И второе, это то, что у нас нет должной для спасения ревности, настойчивости. Мы не готовы «штурмовать» добродетель. Наоборот, часто оправдываем себя своей немощью. Как правило, до осознания необходимости сотворить добродетель в той или иной ситуации даже дело и не доходит. Ум и сердце настолько оказываются пленены страстью, что нас хватает чаще лишь на то, чтобы покаяться в том, что что-то мы не то делаем, грешим. Но задуматься, как правильно было бы вести себя в этой ситуации – мозг и сердце отказываются. Даже советы священника нами воспринимаются с трудом и внутренним сопротивлением.
Любимый грех
Поэтому-то ближе к концу поста Церковь предлагает верующим житие преподобной Марии Египетской. Она до своего обращения – это ярко выраженный образ нашего духовно-нравственного состояния. И она же, но в конце подвига, – это то, что мы все могли бы достигнуть, если бы проявили то качество, которое она обнаружила.

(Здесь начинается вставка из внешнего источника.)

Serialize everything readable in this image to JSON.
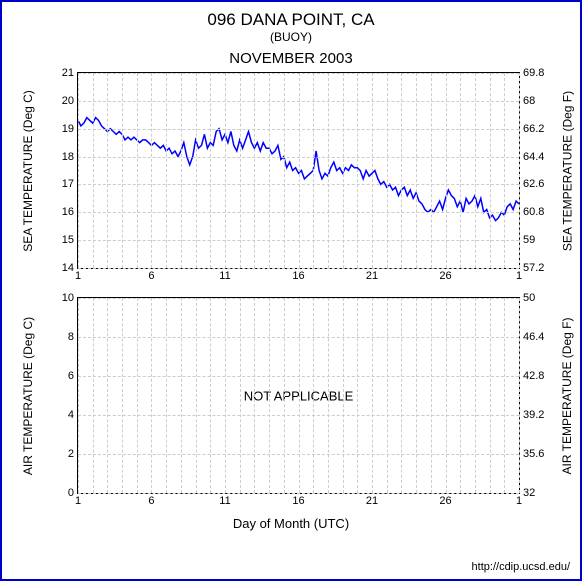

Мария Египетская в начале своей жизни любила грешить. Так же как и мы любим грешить. Разве что с небольшой разницей. С той, что она грешила как-то уж постыдно, неприлично.
То есть она не просто всех ожесточенно осуждала, скажем, как с каким-то остервенением упоенно осуждает кто-нибудь, сидя у телевизора, − была бы в руках у такого человека в руках кнопка не ТВ-пульта, а пульт для голосования, то он бы, кажется, без колебаний выбрал смертный приговор для тех, кого так ненавидит. Или не просто упоенно тщеславилась от всеобщего внимания к своей особе, или не начинала просто ненавидеть того, кто в чем-то оказывался лучше ее, или имел отличное от нее мнение. Нет, она блудила, то есть упоенно жила грехом многим приятным, но общественно порицаемым. И в этом этот грех блуда является образцовым выражением греха вообще. Он общественно порицаем, (к сожалению, лишь в традиционной культуре), но лично приятен. И он крепко увязан с нашей физиологией и инстинктом.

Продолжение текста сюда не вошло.